Le spectacle est saisissant. Depuis des décennies, les crypto-fachos du FN devenu RN répètent : « Nous sommes propres, blancs comme neige, contrairement à ces politiciens qui détournent les fonds publics ! Il faut les déclarer inéligibles à vie ! » Pawol-la ki té long !
Voici que deux tribunaux condamnent coup sur coup, en un an, en première instance puis en appel, Marine Le Pen et une dizaine de ses thuriféraires, à des peines d’amendes, de prison, d’inéligibilité, pour détournement de fonds publics et autres délits déshonorants associés. Pourtant, toute la bande exulte parce que leur cheffe se déclare candidate pour la quatrième fois à la magistrature suprême de l’État français.
La daronne du gang incriminé est reconnue coupable d’avoir organisé un véritable racket de près de 3 millions d’euros d’argent public, au bénéfice des parents, amiEs et alliéEs, mais tout sourire elle annonce au peuple français, et aux colonies, qu’elle ambitionne de présider à leurs destinées.
À la même occasion, elle entend interjeter appel de sa condamnation auprès de la Cour de cassation, ce qui a pour effet de la déclarer « présumée innocente », dans l’espoir d’une solution encore plus favorable en cas de succès électoral. Un tour de passe-passe judiciaire laissant sidéré le justiciable ordinaire, qui se trouverait derrière les barreaux pour bien moins.
Le plus significatif, c’est que ce bal des hypocrites ne provoque aucun dégoût ni réprobation du côté de la presse dominante : elle, en général si hargneuse contre la moindre prétendue incartade de la gauche radicale, n’a de commentaire que sur les chances de succès de la grossière manœuvre lepéniste, le jeu subtil des avocats, la déconfiture d’un Bardella désinvesti, les calculs d’états-majors partisans, et quelques autres futilités.

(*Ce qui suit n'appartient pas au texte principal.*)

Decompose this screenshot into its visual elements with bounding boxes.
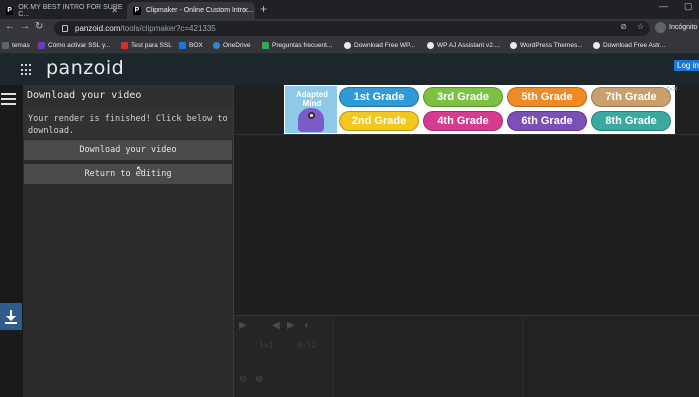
onedrive-icon — [213, 42, 220, 49]
address-bar[interactable]: panzoid.com /tools/clipmaker?c=421335 ⊘ … — [54, 21, 650, 36]
mascot-eye-icon — [308, 112, 315, 119]
bookmark-item[interactable]: WordPress Themes... — [510, 42, 583, 49]
download-side-button[interactable] — [0, 303, 22, 330]
grade-button[interactable]: 1st Grade — [339, 87, 419, 107]
zoom-in-icon[interactable]: ⊕ — [255, 374, 263, 385]
duration: 0:12 — [297, 341, 317, 350]
render-finished-message: Your render is finished! Click below to … — [23, 107, 233, 139]
bookmark-label: BOX — [189, 42, 203, 49]
url-path: /tools/clipmaker?c=421335 — [120, 24, 216, 33]
forward-arrow-icon[interactable]: → — [20, 21, 30, 32]
zoom-out-icon[interactable]: ⊖ — [239, 374, 247, 385]
reload-icon[interactable]: ↻ — [35, 21, 43, 32]
apps-grid-icon — [2, 42, 9, 49]
profile-label: Incógnito — [669, 24, 698, 31]
left-rail — [0, 85, 23, 397]
hamburger-menu-icon[interactable] — [1, 93, 16, 108]
volume-icon[interactable]: ◖ — [303, 320, 309, 331]
grade-button[interactable]: 8th Grade — [591, 111, 671, 131]
bookmark-label: WP AJ Assistant v2.... — [437, 42, 501, 49]
back-arrow-icon[interactable]: ← — [5, 21, 15, 32]
globe-icon — [510, 42, 517, 49]
return-to-editing-button[interactable]: Return to editing — [24, 164, 232, 184]
panel-title: Download your video — [23, 85, 233, 107]
mouse-cursor-icon: ↖ — [136, 164, 144, 174]
tab-title: OK MY BEST INTRO FOR SURE C... — [18, 3, 123, 18]
skip-back-icon[interactable]: ◀ — [272, 320, 280, 331]
grade-button[interactable]: 2nd Grade — [339, 111, 419, 131]
bookmark-item[interactable]: Test para SSL — [121, 42, 172, 49]
bookmark-item[interactable]: WP AJ Assistant v2.... — [427, 42, 500, 49]
bookmark-favicon-icon — [38, 42, 45, 49]
close-tab-icon[interactable]: ✕ — [111, 6, 118, 15]
timeline-controls — [234, 316, 334, 397]
bookmark-favicon-icon — [121, 42, 128, 49]
url-domain: panzoid.com — [75, 24, 121, 33]
bookmark-item[interactable]: Download Free Astr... — [593, 42, 665, 49]
tab-title: Clipmaker - Online Custom Intro ... — [146, 7, 254, 14]
tab-clipmaker[interactable]: P Clipmaker - Online Custom Intro ... ✕ — [127, 2, 255, 19]
grade-buttons: 1st Grade 3rd Grade 5th Grade 7th Grade 2nd … — [339, 87, 673, 132]
site-header: panzoid — [0, 54, 699, 85]
bookmark-label: temas — [12, 42, 30, 49]
globe-icon — [344, 42, 351, 49]
bookmark-label: Preguntas frecuent... — [272, 42, 333, 49]
grade-button[interactable]: 7th Grade — [591, 87, 671, 107]
bookmark-item[interactable]: Preguntas frecuent... — [262, 42, 332, 49]
bookmark-label: OneDrive — [223, 42, 251, 49]
tab-intro-video[interactable]: P OK MY BEST INTRO FOR SURE C... ✕ — [0, 2, 124, 19]
browser-tab-strip: P OK MY BEST INTRO FOR SURE C... ✕ P Cli… — [0, 0, 699, 19]
download-arrow-icon — [5, 309, 17, 324]
download-video-button[interactable]: Download your video — [24, 140, 232, 160]
close-tab-icon[interactable]: ✕ — [242, 6, 249, 15]
grade-button[interactable]: 3rd Grade — [423, 87, 503, 107]
play-icon[interactable]: ▶ — [239, 320, 247, 331]
bookmark-favicon-icon — [179, 42, 186, 49]
bookmarks-bar: temas Cómo activar SSL y... Test para SS… — [0, 38, 699, 54]
maximize-icon[interactable]: ▢ — [684, 1, 693, 12]
bookmark-favicon-icon — [262, 42, 269, 49]
panzoid-logo[interactable]: panzoid — [46, 57, 124, 79]
ad-choices-icon[interactable]: ▷✕ — [667, 85, 678, 93]
grade-button[interactable]: 4th Grade — [423, 111, 503, 131]
new-tab-button[interactable]: + — [260, 2, 267, 16]
preview-area — [234, 134, 699, 315]
bookmark-item[interactable]: Cómo activar SSL y... — [38, 42, 110, 49]
incognito-icon — [655, 22, 666, 33]
bookmark-label: Cómo activar SSL y... — [48, 42, 111, 49]
bookmark-item[interactable]: temas — [2, 42, 30, 49]
bookmark-label: WordPress Themes... — [520, 42, 583, 49]
advertisement-banner[interactable]: Adapted Mind 1st Grade 3rd Grade 5th Grade… — [284, 85, 675, 134]
current-time: 1+1 — [259, 341, 274, 350]
timeline-divider — [522, 316, 523, 397]
lock-icon — [62, 25, 68, 32]
download-panel: Download your video Your render is finis… — [23, 85, 233, 397]
apps-menu-icon[interactable] — [21, 64, 33, 76]
login-button[interactable]: Log in — [674, 60, 699, 71]
minimize-icon[interactable]: — — [659, 1, 668, 11]
adaptedmind-logo: Adapted Mind — [285, 86, 337, 133]
panzoid-favicon-icon: P — [133, 6, 141, 15]
bookmark-item[interactable]: OneDrive — [213, 42, 250, 49]
globe-icon — [427, 42, 434, 49]
bookmark-label: Download Free Astr... — [603, 42, 666, 49]
incognito-profile[interactable]: Incógnito — [655, 22, 697, 33]
bookmark-item[interactable]: BOX — [179, 42, 203, 49]
skip-forward-icon[interactable]: ▶ — [287, 320, 295, 331]
browser-toolbar: ← → ↻ panzoid.com /tools/clipmaker?c=421… — [0, 19, 699, 38]
eye-slash-icon[interactable]: ⊘ — [620, 22, 627, 31]
bookmark-item[interactable]: Download Free WP... — [344, 42, 415, 49]
globe-icon — [593, 42, 600, 49]
grade-button[interactable]: 6th Grade — [507, 111, 587, 131]
grade-button[interactable]: 5th Grade — [507, 87, 587, 107]
bookmark-label: Download Free WP... — [354, 42, 415, 49]
bookmark-label: Test para SSL — [131, 42, 172, 49]
timeline: ▶ ◀ ▶ ◖ 1+1 0:12 ⊖ ⊕ — [234, 315, 699, 397]
panzoid-favicon-icon: P — [6, 6, 14, 15]
bookmark-star-icon[interactable]: ☆ — [637, 22, 644, 31]
ad-brand: Adapted Mind — [296, 90, 328, 108]
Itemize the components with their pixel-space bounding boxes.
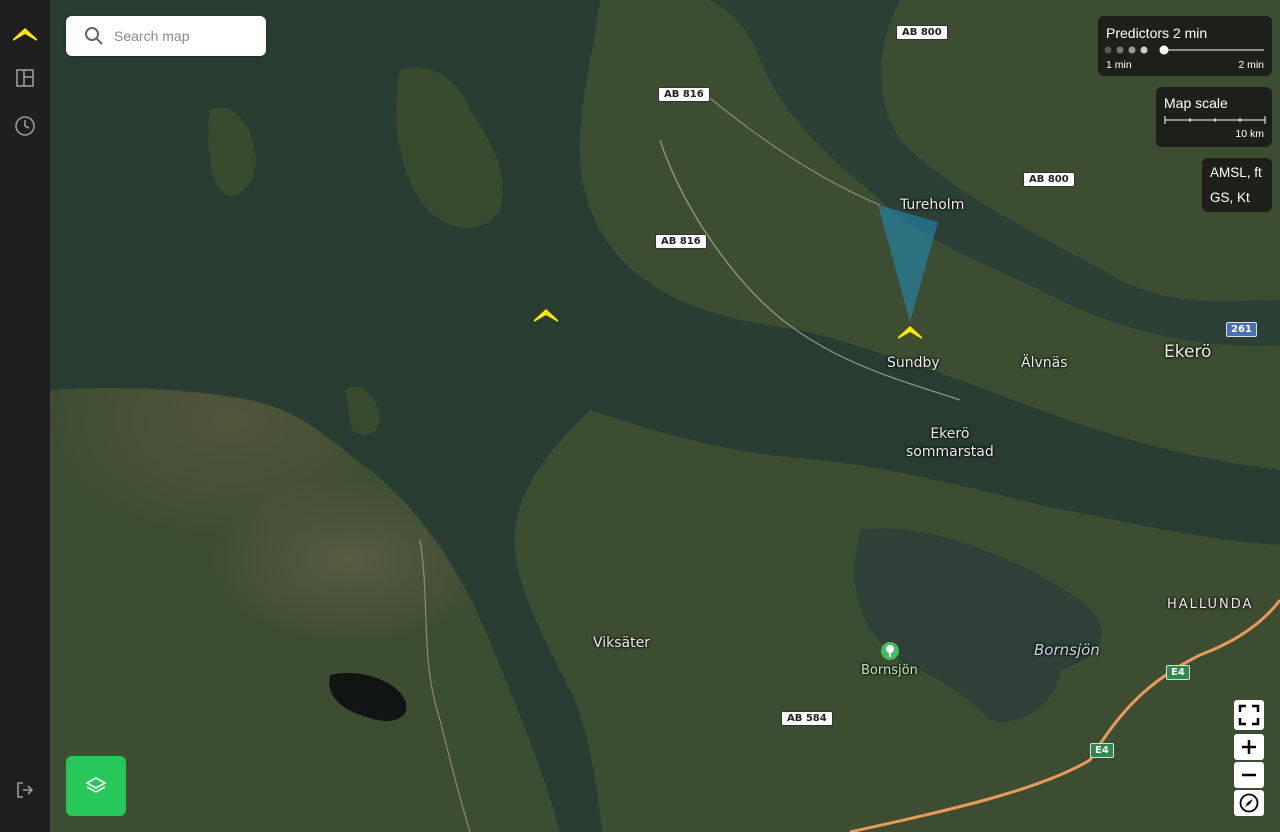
search-input[interactable] <box>112 27 256 45</box>
units-panel: AMSL, ft GS, Kt <box>1202 158 1272 212</box>
place-label-alvnas: Älvnäs <box>1021 355 1068 371</box>
place-label-viksater: Viksäter <box>593 635 650 651</box>
predictor-step-1 <box>1104 46 1112 54</box>
predictor-step-2 <box>1116 46 1124 54</box>
poi-tree-icon <box>881 642 899 660</box>
map-scale-title: Map scale <box>1164 95 1228 111</box>
fullscreen-icon <box>1238 704 1260 726</box>
place-label-tureholm: Tureholm <box>900 197 965 213</box>
own-aircraft-marker-icon[interactable] <box>897 323 923 339</box>
search-box[interactable] <box>66 16 266 56</box>
predictor-step-4 <box>1140 46 1148 54</box>
logout-button[interactable] <box>0 768 50 812</box>
compass-button[interactable] <box>1234 790 1264 816</box>
sidebar <box>0 0 50 832</box>
fullscreen-button[interactable] <box>1234 700 1264 730</box>
logout-icon <box>17 782 34 798</box>
road-shield-261: 261 <box>1226 322 1257 337</box>
predictors-max-label: 2 min <box>1238 59 1264 71</box>
road-shield-ab584: AB 584 <box>781 711 833 726</box>
road-shield-e4-lower: E4 <box>1090 743 1114 758</box>
road-shield-ab816-mid: AB 816 <box>655 234 707 249</box>
predictors-panel: Predictors 2 min 1 min 2 min <box>1098 16 1272 76</box>
road-shield-ab800-top: AB 800 <box>896 25 948 40</box>
altitude-unit-label[interactable]: AMSL, ft <box>1210 165 1262 180</box>
predictor-step-3 <box>1128 46 1136 54</box>
scale-bar <box>1164 116 1266 124</box>
satellite-map[interactable] <box>50 0 1280 832</box>
clock-icon <box>15 116 35 136</box>
zoom-out-button[interactable] <box>1234 762 1264 788</box>
map-scale-label: 10 km <box>1235 128 1264 140</box>
predictors-slider[interactable] <box>1104 44 1268 56</box>
layers-button[interactable] <box>66 756 126 816</box>
place-label-hallunda: HALLUNDA <box>1167 597 1254 612</box>
place-label-sundby: Sundby <box>887 355 940 371</box>
map-terrain <box>50 0 1280 832</box>
road-shield-ab816-top: AB 816 <box>658 87 710 102</box>
compass-icon <box>1239 793 1259 813</box>
zoom-out-icon <box>1242 773 1256 777</box>
lake-label-bornsjon: Bornsjön <box>1034 641 1100 659</box>
zoom-in-icon <box>1242 740 1256 754</box>
predictors-min-label: 1 min <box>1106 59 1132 71</box>
predictor-step-5-handle <box>1159 45 1169 55</box>
search-icon <box>85 27 103 45</box>
speed-unit-label[interactable]: GS, Kt <box>1210 190 1250 205</box>
map-scale-panel: Map scale 10 km <box>1156 87 1272 147</box>
history-button[interactable] <box>0 104 50 148</box>
road-shield-e4-upper: E4 <box>1166 665 1190 680</box>
poi-label-bornsjon: Bornsjön <box>861 663 918 678</box>
place-label-ekero-sommarstad: Ekerö sommarstad <box>906 426 994 460</box>
place-label-ekero: Ekerö <box>1164 342 1212 362</box>
logo-chevron-icon <box>13 28 37 41</box>
home-logo-button[interactable] <box>0 11 50 55</box>
panel-layout-icon <box>16 69 34 87</box>
zoom-in-button[interactable] <box>1234 734 1264 760</box>
road-shield-ab800-right: AB 800 <box>1023 172 1075 187</box>
layers-icon <box>85 777 107 793</box>
aircraft-marker-icon[interactable] <box>533 306 559 322</box>
predictors-title: Predictors 2 min <box>1106 25 1208 41</box>
panel-layout-button[interactable] <box>0 56 50 100</box>
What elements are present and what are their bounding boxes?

En attendant, il est à constater que le premier geste de Marine Le Pen, désormais candidate déclarée, est à la fois un mensonge, une trahison de la parole donnée, une imposture. Elle avait déclaré qu’en cas de deuxième condamnation en appel, elle n’irait pas en cassation : elle le fait sans gêne !
Elle s’était proclamée « Mains propres et tête haute ». C’est plutôt mains sales et tête basse. Elle exigeait : « inéligibilité à vie pour les corrompuEs ».
Condamnée pour détournement organisé de fonds publics, elle demande de l’élire à la magistrature suprême, mettant ainsi la richesse publique à portée de ses douteuses paluches. Les dupes ne pourront pas prétendre n’avoir pas su.